Lawsuit Overview
An investor in Cascal N.V. filed a lawsuit in the United States District Court for the Southern District of New York on behalf of all persons who held shares of the common stock of Cascal N.V. (HOO) on May 21, 2010, against Sembcorp Utilities Pte Ltd. for alleged violations of Section 14(e) of the Securities Exchange Act of 1934 in connection with the tender offer by Sembcorp for Cascal.
Cascal N.V., listed on the NYSE and located in United Kingdom, provides water and wastewater services to its customers in seven countries: the United Kingdom, China, South Africa, Chile, Indonesia, Panama and The Philippines. Cascal reported in 2007 Total Revenue of $118.57million, in 2008 $157.78million, and in 2009 $163.40million.
On April 26, 2010, Sembcorp announced that it intended to make an offer to acquire Cascal's outstanding common shares for $6.75 per share in cash, which consideration would be reduced to $6.40 per share in the event that Sembcorp is not able to acquire at least 80% or more of Cascal's outstanding shares. The same day the Board of Directors of Cascal announced that it rejected as inadequate and coercive a proposed acquisition of Cascal by Sembcorp Industries Ltd. through its wholly owned subsidiary, Sembcorp Utilities Pte Ltd. Cascal announced also on April 26, 2010 that the proposed offer was made in connection with a privately-negotiated transaction between the Sembcorp and Biwater Investments Limited under which Sembcorp has entered into an agreement with Biwater to acquire Biwater's 17,868,543 shares in Cascal.

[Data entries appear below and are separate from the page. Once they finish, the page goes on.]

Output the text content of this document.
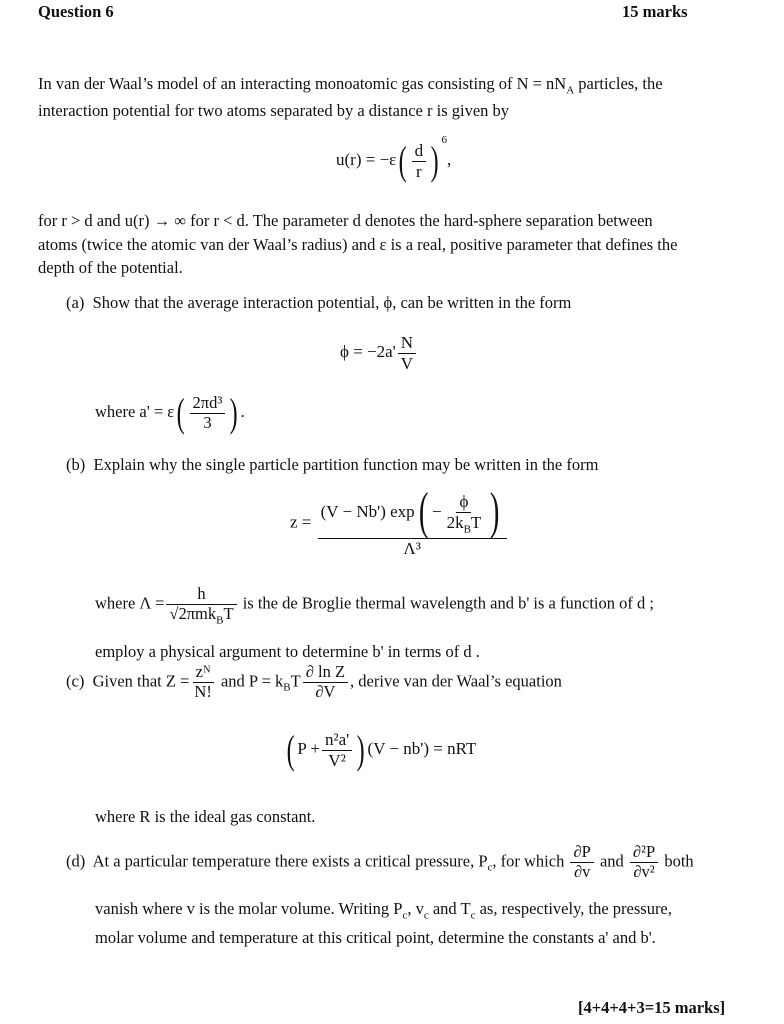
Question 6	15 marks
In van der Waal’s model of an interacting monoatomic gas consisting of $N = nN_A$ particles, the
interaction potential for two atoms separated by a distance r is given by
$u(r) = -\varepsilon( \frac{d}{r}$ ) $^6$,
for r > d and u(r) → ∞ for r < d. The parameter d denotes the hard-sphere separation between
atoms (twice the atomic van der Waal’s radius) and ε is a real, positive parameter that defines the
depth of the potential.
(a) Show that the average interaction potential, ϕ, can be written in the form
$\phi = -2a' \frac{N}{V}$
where $a' = \varepsilon( \frac{\text{2πd³}}{3}$ ) .
(b) Explain why the single particle partition function may be written in the form
$z = \frac{(V - Nb') \exp ( - \frac{\phi}{2k_BT} )}{\text{Λ³}}$
where $\Lambda = \frac{h}{√2\pi mk_BT}$ is the de Broglie thermal wavelength and b' is a function of d ;
employ a physical argument to determine b' in terms of d .
(c) Given that $Z = \frac{\text{zᴺ}}{N!}$ and $P = k_BT \frac{\text{∂ ln Z}}{\partial V}$ , derive van der Waal’s equation
( $P + \frac{\text{n²a'}}{\text{V²}}$ ) (V − nb') = nRT
where R is the ideal gas constant.
(d) At a particular temperature there exists a critical pressure, $P_c$, for which $\frac{\partial P}{\partial v}$ and $\frac{\text{∂²P}}{\text{∂v²}}$ both
vanish where v is the molar volume. Writing $P_c$, $v_c$ and $T_c$ as, respectively, the pressure,
molar volume and temperature at this critical point, determine the constants a' and b'.
[4+4+4+3=15 marks]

On April 30,2010, Cascal N.V. announced that an action in the United States District Court was filed for the Southern District of New York claiming violations of U.S. securities laws and breach of confidentiality agreements and that Cascal N.V. seeks Injunctive Relief and Damages in response to proposed Sembcorp Tender Offer. On May 20, 2010, Cascal N.V. announced that the United States District Court for the Southern District of New York denied its application for a preliminary injunction. Then on May, 24, 2010, Cascal N.V. (NYSE: HOO) announced that Sembcorp Utilities Pte Ltd and its parent company have filed with the Securities and Exchange Commission their Schedule TO commencing a tender offer to acquire all of the issued and outstanding common shares of Cascal N.V. for an offer price of US$6.75 per share, if at least 80% of the issued and outstanding Shares of Cascal on a fully diluted basis are validly tendered and not withdrawn, and a price of US$6.40 per share if that condition is not satisfied. Then on June 03, 2010, Cascal N.V. (NYSE: HOO) announced that it filed an application with the Court of Appeals Amsterdam Enterprise Chamber on June 2, 2010 requesting that the Court grant preliminary relief in order to protect the interest of its minority shareholders of Cascal N.V. (NYSE: HOO) . The Court has scheduled a hearing on June 10, 2010.
According to the complaint on behalf of investors filed in New York the plaintiff alleges that Sembcorp Utilities Pte Ltd. failed to disclose material information in Tender Offer for Cascal materials filed with the SEC and publicly disseminated in connection with the Tender Offer by Sembcorp for Cascal. The complaint further alleges that the Tender Offer by Sembcorp for Cascal materials made numerous material omissions about the process leading up to the Tender Offer and misrepresented the practical effect of a court ruling in previous litigation regarding the Tender Offer. Shares of Cascal (HOO) traded recently at $6.68 per share, but down from its52weekHigh of $7.82 per share, and over $14 per share in 2008.